Speaking about your previous response:

Solving
\[
\frac{d}{dm}\Big((x(m))^2+(y(m))^2\Big)=0
\]
may be a little complicated because it's an equation of the 4th degree, but it is easy to check that $m=-2$ is a root.

it is that I got tl derive that
2x+2y

The intercepts $x$ and $y$ that you found are functions of $m$. Each slope $m$ determines a new line through (1, 8) with its own intercepts. That's why I wrote $x(m)$ and $y(m)$. Next, you need to know with respect to which variable you take derivative. It should be the same variable that you vary to find a minimum (or maximum) of something. In this case, you vary the slope $m$ and among all resulting lines you choose the one that cuts the shortest segment against the axes. Therefore, you should take derivative with respect to $m$.

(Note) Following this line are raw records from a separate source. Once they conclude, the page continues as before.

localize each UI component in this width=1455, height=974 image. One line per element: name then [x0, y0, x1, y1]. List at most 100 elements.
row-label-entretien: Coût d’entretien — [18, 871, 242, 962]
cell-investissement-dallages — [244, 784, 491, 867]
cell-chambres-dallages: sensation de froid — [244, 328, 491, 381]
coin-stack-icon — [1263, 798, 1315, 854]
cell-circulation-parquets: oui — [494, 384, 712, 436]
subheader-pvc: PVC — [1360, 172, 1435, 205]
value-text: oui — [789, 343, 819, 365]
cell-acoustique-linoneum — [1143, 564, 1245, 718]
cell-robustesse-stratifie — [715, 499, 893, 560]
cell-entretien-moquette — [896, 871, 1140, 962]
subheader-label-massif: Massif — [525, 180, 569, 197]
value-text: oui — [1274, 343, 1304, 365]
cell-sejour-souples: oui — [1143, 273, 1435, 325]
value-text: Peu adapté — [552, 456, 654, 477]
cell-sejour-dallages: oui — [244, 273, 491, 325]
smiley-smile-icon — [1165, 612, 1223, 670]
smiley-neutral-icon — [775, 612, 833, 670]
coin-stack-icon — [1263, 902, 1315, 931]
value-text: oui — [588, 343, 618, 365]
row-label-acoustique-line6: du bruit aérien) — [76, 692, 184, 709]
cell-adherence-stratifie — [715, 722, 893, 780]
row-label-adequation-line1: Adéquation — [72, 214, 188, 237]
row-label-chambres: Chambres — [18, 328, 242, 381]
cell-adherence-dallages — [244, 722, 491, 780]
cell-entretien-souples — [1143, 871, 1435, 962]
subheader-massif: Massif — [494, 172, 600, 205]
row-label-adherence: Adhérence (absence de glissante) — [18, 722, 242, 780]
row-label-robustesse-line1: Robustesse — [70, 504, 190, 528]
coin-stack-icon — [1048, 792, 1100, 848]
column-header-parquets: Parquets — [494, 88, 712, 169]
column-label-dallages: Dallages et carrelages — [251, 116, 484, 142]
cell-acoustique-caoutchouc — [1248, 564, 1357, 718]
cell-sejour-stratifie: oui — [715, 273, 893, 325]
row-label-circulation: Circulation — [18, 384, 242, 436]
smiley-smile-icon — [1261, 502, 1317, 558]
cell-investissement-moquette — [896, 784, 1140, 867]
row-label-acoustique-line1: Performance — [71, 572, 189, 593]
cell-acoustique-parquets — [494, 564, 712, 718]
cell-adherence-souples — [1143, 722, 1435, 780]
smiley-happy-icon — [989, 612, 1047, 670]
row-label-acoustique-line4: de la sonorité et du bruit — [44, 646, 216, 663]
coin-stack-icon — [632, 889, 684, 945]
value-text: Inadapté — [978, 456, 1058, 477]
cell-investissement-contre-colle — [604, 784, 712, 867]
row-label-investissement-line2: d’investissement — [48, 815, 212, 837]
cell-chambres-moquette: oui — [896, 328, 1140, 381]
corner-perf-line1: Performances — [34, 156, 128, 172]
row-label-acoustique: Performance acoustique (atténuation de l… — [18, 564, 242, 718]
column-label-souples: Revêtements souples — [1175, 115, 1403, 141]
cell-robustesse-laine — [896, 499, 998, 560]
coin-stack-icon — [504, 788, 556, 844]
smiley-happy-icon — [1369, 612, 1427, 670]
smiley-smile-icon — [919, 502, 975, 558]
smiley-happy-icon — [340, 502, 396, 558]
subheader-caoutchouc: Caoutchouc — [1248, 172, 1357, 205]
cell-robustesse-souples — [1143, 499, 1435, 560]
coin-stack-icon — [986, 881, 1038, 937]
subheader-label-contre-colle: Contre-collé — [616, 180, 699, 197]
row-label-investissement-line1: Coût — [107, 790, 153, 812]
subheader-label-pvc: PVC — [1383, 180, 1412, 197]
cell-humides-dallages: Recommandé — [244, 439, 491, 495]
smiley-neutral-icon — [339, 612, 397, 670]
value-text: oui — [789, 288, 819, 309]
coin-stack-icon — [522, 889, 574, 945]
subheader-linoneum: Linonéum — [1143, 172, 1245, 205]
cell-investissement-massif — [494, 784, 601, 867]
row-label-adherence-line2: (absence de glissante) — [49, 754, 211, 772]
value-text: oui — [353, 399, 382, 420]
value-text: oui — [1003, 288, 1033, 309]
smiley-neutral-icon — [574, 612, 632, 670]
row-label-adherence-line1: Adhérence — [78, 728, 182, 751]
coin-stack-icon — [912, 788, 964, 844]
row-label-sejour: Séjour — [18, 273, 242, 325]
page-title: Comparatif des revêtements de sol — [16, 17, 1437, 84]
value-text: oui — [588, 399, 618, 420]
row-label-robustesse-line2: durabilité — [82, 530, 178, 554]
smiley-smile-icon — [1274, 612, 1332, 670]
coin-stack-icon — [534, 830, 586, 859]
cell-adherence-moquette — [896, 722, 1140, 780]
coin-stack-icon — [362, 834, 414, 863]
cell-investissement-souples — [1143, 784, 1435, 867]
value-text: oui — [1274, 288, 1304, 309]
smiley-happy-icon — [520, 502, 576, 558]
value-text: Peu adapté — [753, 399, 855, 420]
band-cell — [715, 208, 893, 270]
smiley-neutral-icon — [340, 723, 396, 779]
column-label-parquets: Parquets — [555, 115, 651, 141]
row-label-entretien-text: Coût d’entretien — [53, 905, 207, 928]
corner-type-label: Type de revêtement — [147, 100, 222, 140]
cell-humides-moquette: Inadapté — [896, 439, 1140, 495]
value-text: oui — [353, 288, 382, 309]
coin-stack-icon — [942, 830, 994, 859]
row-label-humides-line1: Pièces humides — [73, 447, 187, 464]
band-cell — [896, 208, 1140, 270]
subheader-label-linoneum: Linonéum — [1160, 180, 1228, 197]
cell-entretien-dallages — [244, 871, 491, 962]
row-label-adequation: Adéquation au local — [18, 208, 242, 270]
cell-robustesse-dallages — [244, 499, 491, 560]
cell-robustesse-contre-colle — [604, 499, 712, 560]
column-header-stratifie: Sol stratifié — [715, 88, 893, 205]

Now, $\frac{d}{dm}(x(m))^2\ne 2x(m)$. This is because you have a composition of $x$ and the square function:
\[
m\mapsto x(m)\mapsto (x(m))^2
\]
According to the chain rule,
\[
\frac{d}{dm}(x(m))^2=2x(m)\frac{d}{dm}x(m)
\]
and similarly for $\frac{d}{dm}(y(m))^2$. So another way to find the derivative (***) is to substitute (*) into
\[
2x(m)x'(m)+2y(m)y'(m)
\]

Again, to find an extremum, you need take derivative with respect to the independent variable. So far I've seen problems you posted with a single independent variable ($m$ in this problem). It is possible to consider situation where you can vary two parameters, say $u$ and $v$, and you need to find the minimum of some $f(u,v)$. Then you need to take partial derivatives of $f$ with respect to $u$ and $v$. My guess is that you have not covered that so far. But in a single-variable case, it makes no no sense to say that $(x^2+y^2)'=2x+2y$. Derivative with respect to what: $x$, $y$ or something else?